Problems with Polls

Election 2016 Problems with Current Election Analysis: Polls, What are They Good For?

Before looking closer at polls and polling, we should review some of their basics to highlight how something that is so often conducted by academics could go so wrong.

Polls provide very little transparency in how they actually determine the results. Most just release the end results, like “Candidate A 49% and Candidate B 51%”. Some release the statistics and questions used. In fact, some offer so much information that it makes your head swim. But lots of data does not equal transparency! And, without transparency, you are really not certain how they came up with their numbers.

It simply seems like polls are using a black box between data collection and output. The process looks something like the following:

They of course do not focus on the black box element. Some provide the actual questions asked in the polls which is great to see. But the data is thrown into a mysterious system that reweights and/or even throws out elements of the input.

Here are typical statements concerning methodology, taken from Rasmussen Reports :

“After the surveys are completed, the raw data is processed through a weighting program to ensure that the sample reflects the overall population in terms of age, race, gender, political party, and other factors.”

“For political surveys, census bureau data provides a starting point and a series of screening questions are used to determine likely voters. The questions involve voting history, interest in the current campaign, and likely voting intentions.”

“Rasmussen Reports determines its partisan weighting targets through a dynamic weighting system that takes into account the state’s voting history, national trends, and recent polling in a particular state or geographic area.”

I do not mean to single out Rasmussen, as they seem to be one of the best. But, this stage of changing the data appears very much like a dark art. They mention the Census Bureau and it sounds fine in general. But by the time you finish reading your 50^th poll and realize that none of them actually showed you original data and none of them actually explained their ‘weighting process’ or how they transformed the original data into the final data …. it means it is a black box and/or that they have some individuals making judgment calls and massaging the data that they do not want known. This is fairly scary.

I might not say this if I had not spent a career in finance analyzing investments and investment systems. From the outside, investment analysis and trading systems look impressive as do their creators. But once you have seen them from the inside you realize that much of the actual analysis is done by analysts making judgment calls, sometimes good and sometimes not so good calls. Then there are black boxes where data goes in and other data comes out and only a few people really know how it transforms that data. Black boxes are notorious for working well in historical cases and failing right when you need them most. By the way, the most common excuse for a black box failing is that the conditions were so much different than the historical conditions on which it was tested – meaning “it worked great during the bull market, we never tested it on a bear market, oops!”

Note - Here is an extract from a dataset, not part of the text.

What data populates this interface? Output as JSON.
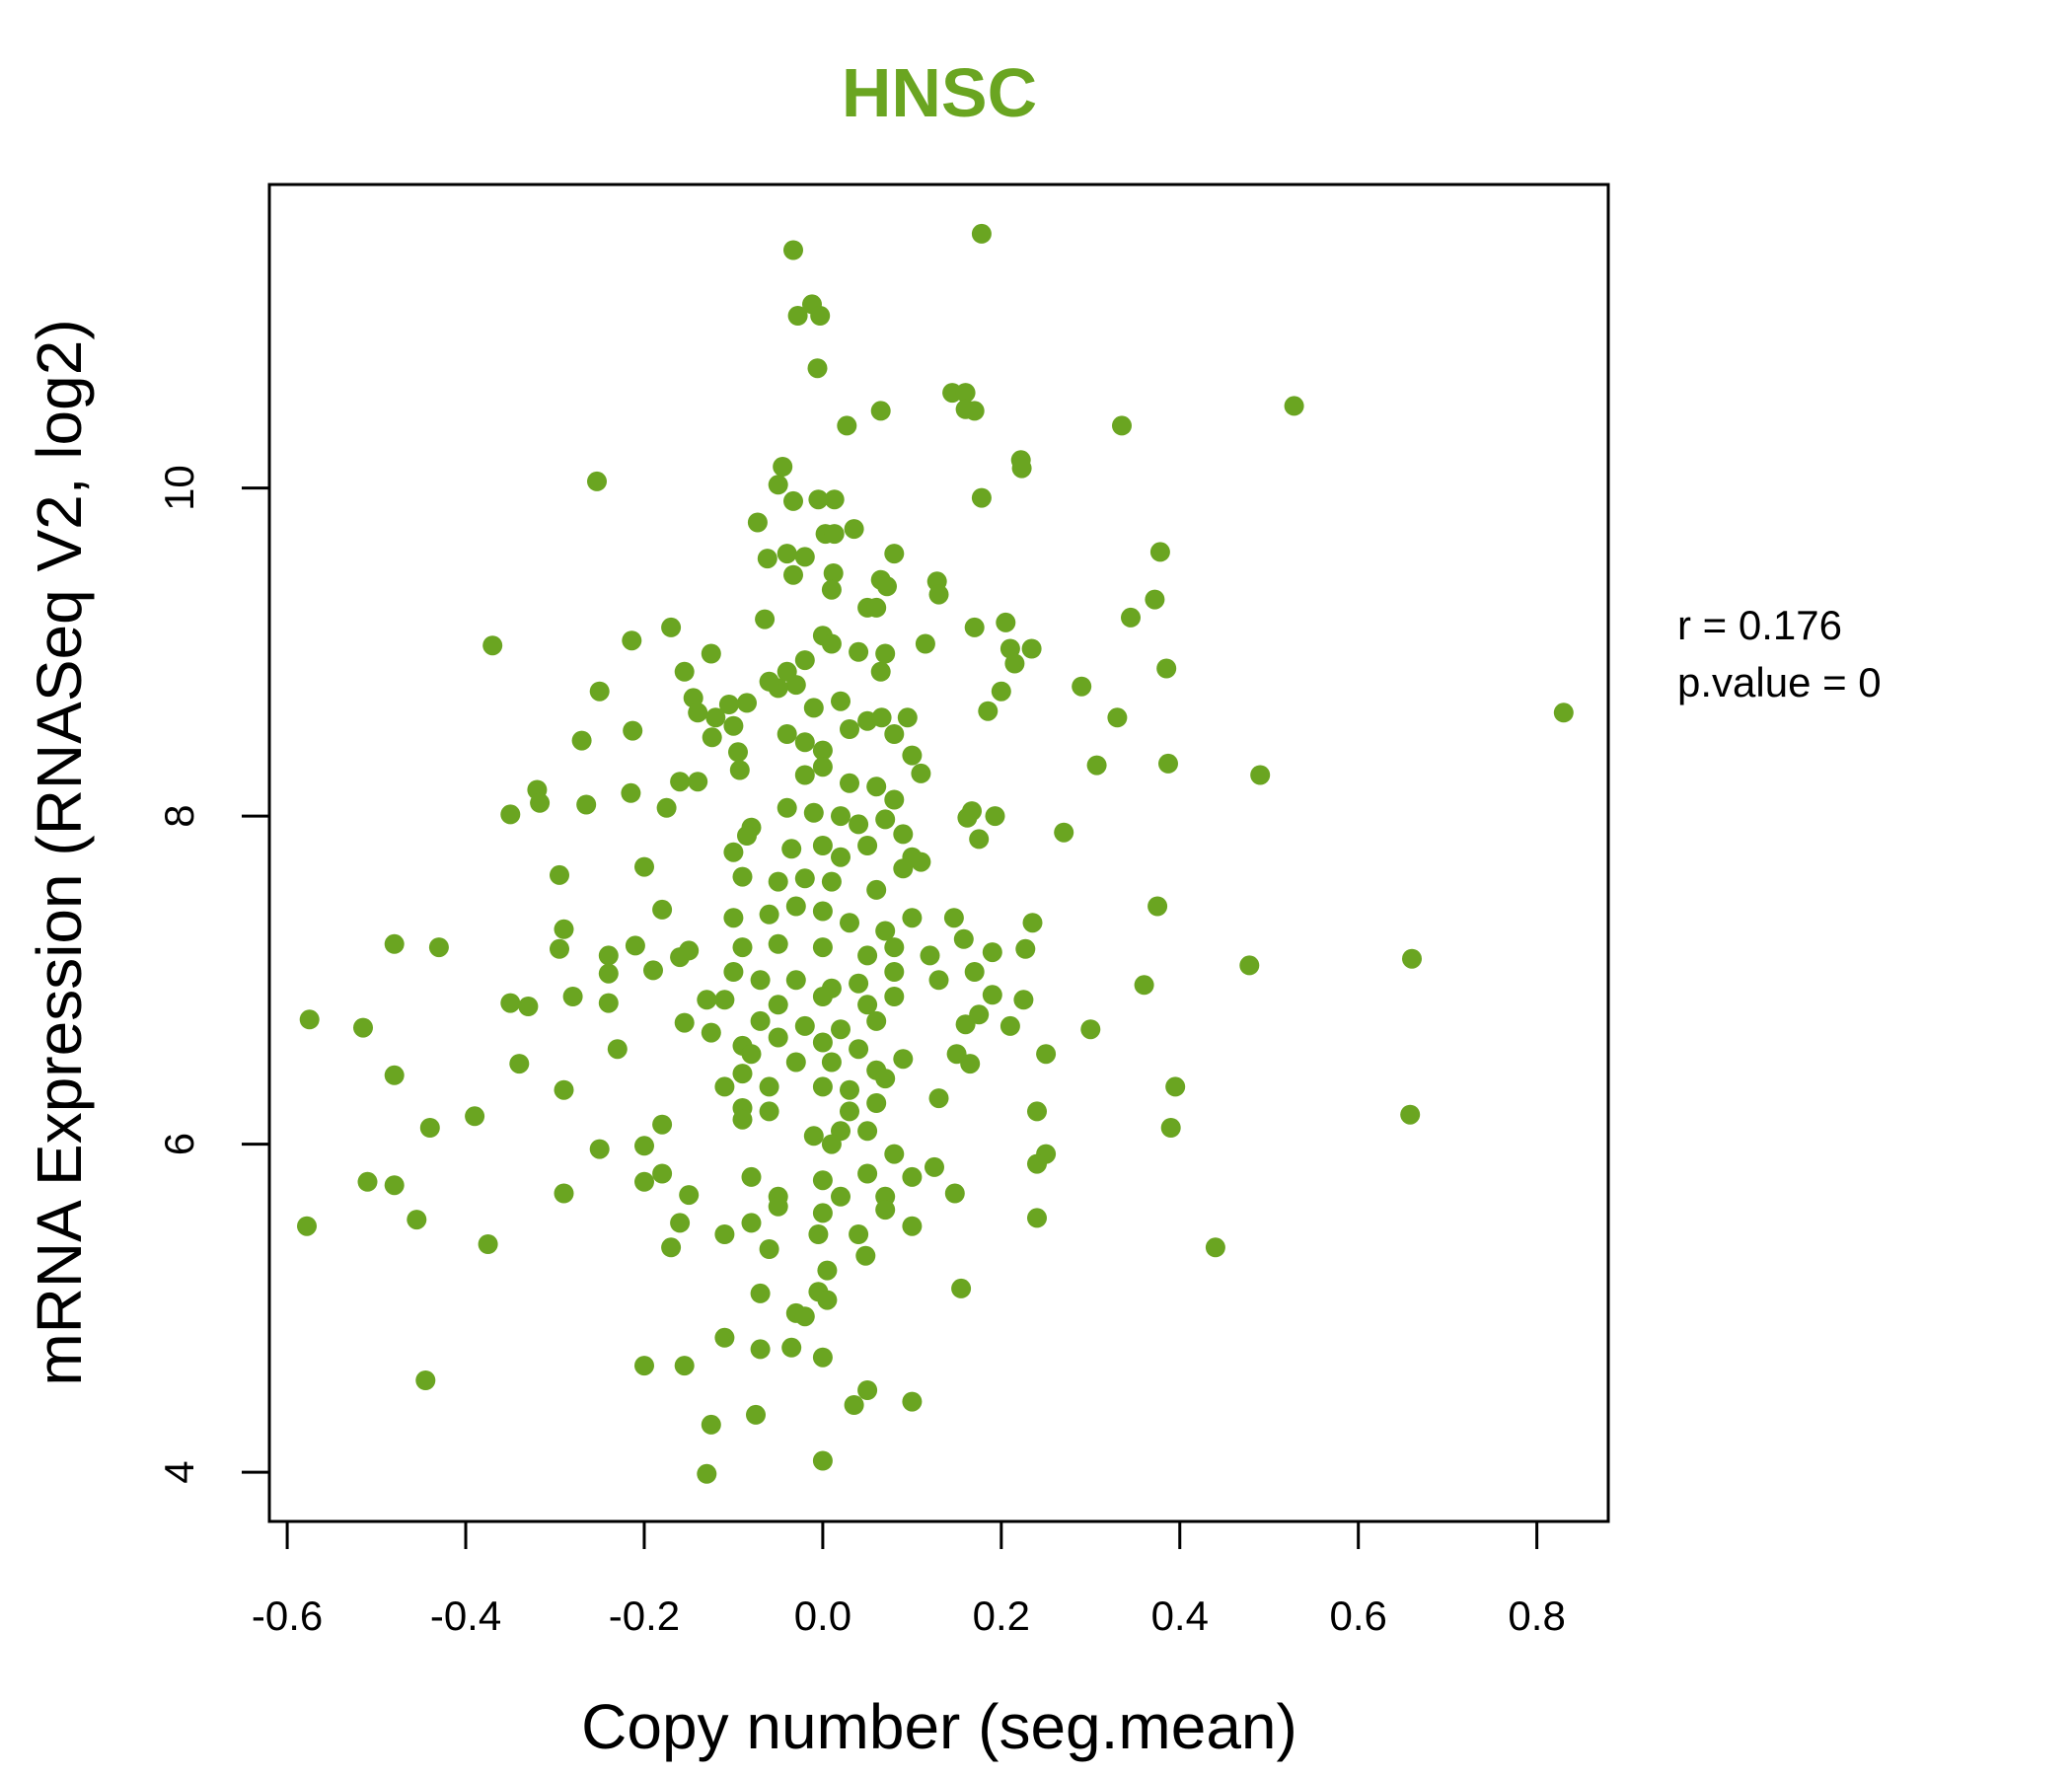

Assume that this election cycle really is as different as most believe – that this election will essentially re-write many of the political rules. Why would you expect a black box approach to work in this 2016 election environment when things are changing so dramatically? Well, you would not expect it to work.

I am afraid that many polls are inherently off as they are based on black boxes tested in other environments and ‘approved’ for use as long as those conditions do not vary that much. Further, I believe that post-election we will repeatedly hear this as the excuse for how polls could have been so off – ‘it wasn’t our fault, the conditions changed too dramatically’. (But everyone analyzing the election knew the conditions were changing dramatically, so this will be but an excuse of convenience.)

Here are some observations and suggestions:

For the polls that are relying on experienced analysts to make the calls, you need to be more transparent. Letting people know what adjustments you are making and why is important – and who these analysts are.
For the polls that rely on black boxes, you should really tell the public what are your main assumptions on the environment so that we know whether to trust your end results or not (are you keeping demographic based turnout ratios the same as last election?).
Raw data should be provided separately or in conjunction with the polls final results.

Finally, getting to the question that many Republicans are likely thinking – does this mean that the polls are ‘rigged’ or manipulated? No.

The polls are likely not being rigged in favor of a candidate on purpose. However, if polls are depending heavily on things like relative turnout from last election to forecast 2016 results it will by default provide Clinton an advantage. So, there would appear to be a natural skew (simply due to the backward looking nature of the polls that rely on 2008 and 2012 data) in favor of Clinton but without more transparency it is difficult to pinpoint an exact degree.

Does this mean that people will continue to doubt the validity of polls until they start to become more transparent? Yes.

There is very little reason for polling companies to sustain high trust levels without more transparency. But what else could you expect in a low transparency sector?